EC onderzoekt mogelijk oneerlijke concurrentie Chinese treinmaker
De Europese Commissie begint een diepgaand onderzoek naar mogelijke oneerlijke concurrentie door een Chinees bedrijf dat staatssteun krijgt. De dagelijkse leiding van de Europese Unie vermoedt dat een Chinese treinfabrikant, Qingdao Sifang Locomotive, een onterecht voordeel heeft bij een publieke aanbesteding in Bulgarije. Het gaat om het eerste grote onderzoek dat de commissie doet aan de hand van nieuwe concurrentieregels van het landenblok.
Volgens de nieuwe regels over buitenlandse subsidies moeten bedrijven van buiten de EU het melden als ze minstens 4 miljoen aan overheidssteun krijgen en meedingen naar een openbare aanbesteding die meer dan 250 miljoen euro waard is.
De Europese Commissie heeft het vermoeden dat Qingdao, onderdeel van een staatsbedrijf, door Chinese steun een oneerlijke voorsprong had bij de poging om een Bulgaars contract voor de levering van nieuwe treinstellen binnen te halen. Het onderzoek, dat tot begin juli duurt, moet uitwijzen of er inderdaad sprake was van marktverstorende activiteiten.
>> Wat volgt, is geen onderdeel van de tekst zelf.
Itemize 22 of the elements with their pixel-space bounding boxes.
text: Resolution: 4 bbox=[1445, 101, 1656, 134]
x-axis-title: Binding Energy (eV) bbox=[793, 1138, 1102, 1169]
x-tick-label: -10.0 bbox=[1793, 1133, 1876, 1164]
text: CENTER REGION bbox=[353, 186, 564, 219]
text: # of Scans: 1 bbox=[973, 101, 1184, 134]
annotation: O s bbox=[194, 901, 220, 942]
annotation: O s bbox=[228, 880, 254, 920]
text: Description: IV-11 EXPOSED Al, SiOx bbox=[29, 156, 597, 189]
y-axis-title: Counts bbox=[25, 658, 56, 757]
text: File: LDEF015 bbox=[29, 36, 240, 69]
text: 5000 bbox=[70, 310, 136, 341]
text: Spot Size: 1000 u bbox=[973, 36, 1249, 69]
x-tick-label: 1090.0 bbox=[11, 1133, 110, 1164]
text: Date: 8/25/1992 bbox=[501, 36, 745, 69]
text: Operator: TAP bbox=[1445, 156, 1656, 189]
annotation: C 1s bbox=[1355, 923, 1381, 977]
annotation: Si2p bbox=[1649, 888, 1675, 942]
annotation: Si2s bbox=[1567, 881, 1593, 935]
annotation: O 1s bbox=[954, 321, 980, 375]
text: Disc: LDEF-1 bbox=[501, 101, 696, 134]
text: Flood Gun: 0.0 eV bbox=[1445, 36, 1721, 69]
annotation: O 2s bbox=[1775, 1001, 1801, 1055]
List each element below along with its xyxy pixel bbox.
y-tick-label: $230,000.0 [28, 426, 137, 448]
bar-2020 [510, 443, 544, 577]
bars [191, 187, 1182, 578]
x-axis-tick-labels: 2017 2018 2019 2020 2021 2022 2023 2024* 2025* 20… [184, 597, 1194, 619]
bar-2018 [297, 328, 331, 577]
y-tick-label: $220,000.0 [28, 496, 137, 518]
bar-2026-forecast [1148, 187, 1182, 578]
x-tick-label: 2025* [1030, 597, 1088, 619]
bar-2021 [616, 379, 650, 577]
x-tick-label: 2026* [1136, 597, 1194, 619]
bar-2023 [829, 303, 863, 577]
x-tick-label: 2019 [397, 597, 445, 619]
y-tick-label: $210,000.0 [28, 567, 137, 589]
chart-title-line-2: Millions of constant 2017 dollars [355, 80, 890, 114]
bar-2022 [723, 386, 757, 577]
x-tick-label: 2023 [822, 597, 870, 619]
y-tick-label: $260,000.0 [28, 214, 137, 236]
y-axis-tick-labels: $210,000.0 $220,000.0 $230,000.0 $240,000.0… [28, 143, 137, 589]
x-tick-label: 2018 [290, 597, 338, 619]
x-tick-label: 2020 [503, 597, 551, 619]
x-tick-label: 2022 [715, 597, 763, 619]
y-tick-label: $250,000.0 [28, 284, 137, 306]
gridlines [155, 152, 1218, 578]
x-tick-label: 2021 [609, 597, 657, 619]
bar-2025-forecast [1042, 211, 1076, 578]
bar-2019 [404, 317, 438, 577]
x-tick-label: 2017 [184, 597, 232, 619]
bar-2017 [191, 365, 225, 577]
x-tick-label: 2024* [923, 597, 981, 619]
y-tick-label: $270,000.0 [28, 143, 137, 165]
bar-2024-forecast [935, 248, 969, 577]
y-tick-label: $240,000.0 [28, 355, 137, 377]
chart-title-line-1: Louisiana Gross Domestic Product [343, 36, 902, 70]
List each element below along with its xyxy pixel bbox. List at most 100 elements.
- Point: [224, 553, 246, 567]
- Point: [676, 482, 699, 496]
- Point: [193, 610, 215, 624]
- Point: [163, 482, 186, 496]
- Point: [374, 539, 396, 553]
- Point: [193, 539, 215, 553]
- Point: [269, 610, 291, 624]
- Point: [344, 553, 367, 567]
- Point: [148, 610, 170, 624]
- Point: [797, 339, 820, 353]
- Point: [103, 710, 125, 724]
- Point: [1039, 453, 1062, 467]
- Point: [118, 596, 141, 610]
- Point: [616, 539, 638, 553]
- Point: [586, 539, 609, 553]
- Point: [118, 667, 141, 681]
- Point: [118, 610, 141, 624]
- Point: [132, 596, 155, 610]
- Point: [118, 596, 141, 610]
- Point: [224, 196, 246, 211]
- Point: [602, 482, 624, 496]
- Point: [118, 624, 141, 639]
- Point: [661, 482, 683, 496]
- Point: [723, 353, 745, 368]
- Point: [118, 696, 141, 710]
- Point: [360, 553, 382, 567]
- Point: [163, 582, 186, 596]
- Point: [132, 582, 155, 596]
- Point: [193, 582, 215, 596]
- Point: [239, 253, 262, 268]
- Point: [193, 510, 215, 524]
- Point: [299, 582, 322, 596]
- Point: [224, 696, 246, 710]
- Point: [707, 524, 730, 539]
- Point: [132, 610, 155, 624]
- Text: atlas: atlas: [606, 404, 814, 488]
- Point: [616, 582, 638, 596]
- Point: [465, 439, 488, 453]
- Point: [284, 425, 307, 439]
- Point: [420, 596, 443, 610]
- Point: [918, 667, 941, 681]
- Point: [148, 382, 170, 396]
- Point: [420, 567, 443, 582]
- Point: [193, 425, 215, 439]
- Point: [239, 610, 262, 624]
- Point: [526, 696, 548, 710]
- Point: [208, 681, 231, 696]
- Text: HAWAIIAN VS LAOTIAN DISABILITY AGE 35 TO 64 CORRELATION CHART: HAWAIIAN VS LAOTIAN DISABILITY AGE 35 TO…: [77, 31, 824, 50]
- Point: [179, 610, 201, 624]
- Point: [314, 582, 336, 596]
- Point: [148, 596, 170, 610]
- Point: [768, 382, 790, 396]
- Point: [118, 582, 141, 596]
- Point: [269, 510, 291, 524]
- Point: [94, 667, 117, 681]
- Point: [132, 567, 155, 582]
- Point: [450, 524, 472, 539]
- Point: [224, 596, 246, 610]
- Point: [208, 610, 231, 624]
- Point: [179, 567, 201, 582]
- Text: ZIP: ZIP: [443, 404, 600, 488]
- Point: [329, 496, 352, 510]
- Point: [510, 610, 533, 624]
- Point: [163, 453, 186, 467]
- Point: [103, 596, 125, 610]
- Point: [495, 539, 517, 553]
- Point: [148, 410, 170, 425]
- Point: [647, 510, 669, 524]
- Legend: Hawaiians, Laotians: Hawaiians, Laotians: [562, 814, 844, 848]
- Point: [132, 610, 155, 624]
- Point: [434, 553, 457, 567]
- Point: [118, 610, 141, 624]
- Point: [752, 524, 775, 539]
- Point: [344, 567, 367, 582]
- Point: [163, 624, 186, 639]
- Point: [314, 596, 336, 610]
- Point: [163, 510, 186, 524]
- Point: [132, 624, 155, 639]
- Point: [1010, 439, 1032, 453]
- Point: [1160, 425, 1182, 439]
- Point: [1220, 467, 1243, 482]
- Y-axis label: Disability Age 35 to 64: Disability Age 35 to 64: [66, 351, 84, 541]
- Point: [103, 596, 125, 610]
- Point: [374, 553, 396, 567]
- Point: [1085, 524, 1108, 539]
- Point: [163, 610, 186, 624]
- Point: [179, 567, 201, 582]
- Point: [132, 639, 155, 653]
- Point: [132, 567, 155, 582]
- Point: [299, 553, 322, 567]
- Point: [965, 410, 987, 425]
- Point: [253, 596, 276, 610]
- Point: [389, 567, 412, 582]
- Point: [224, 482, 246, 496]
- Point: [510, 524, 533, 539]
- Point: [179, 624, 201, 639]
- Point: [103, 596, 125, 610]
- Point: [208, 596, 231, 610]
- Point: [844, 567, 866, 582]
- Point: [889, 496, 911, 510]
De nieuwe regels voor buitenlandse subsidies gelden sinds begin vorig jaar. Ze moeten ook voorkomen dat bedrijven uit niet-EU-landen met hulp van staatssteun Europese bedrijven kunnen overnemen. Ook bij vermoedens van andere subsidies die de interne markt van de EU kunnen verstoren, kan de commissie een onderzoek instellen.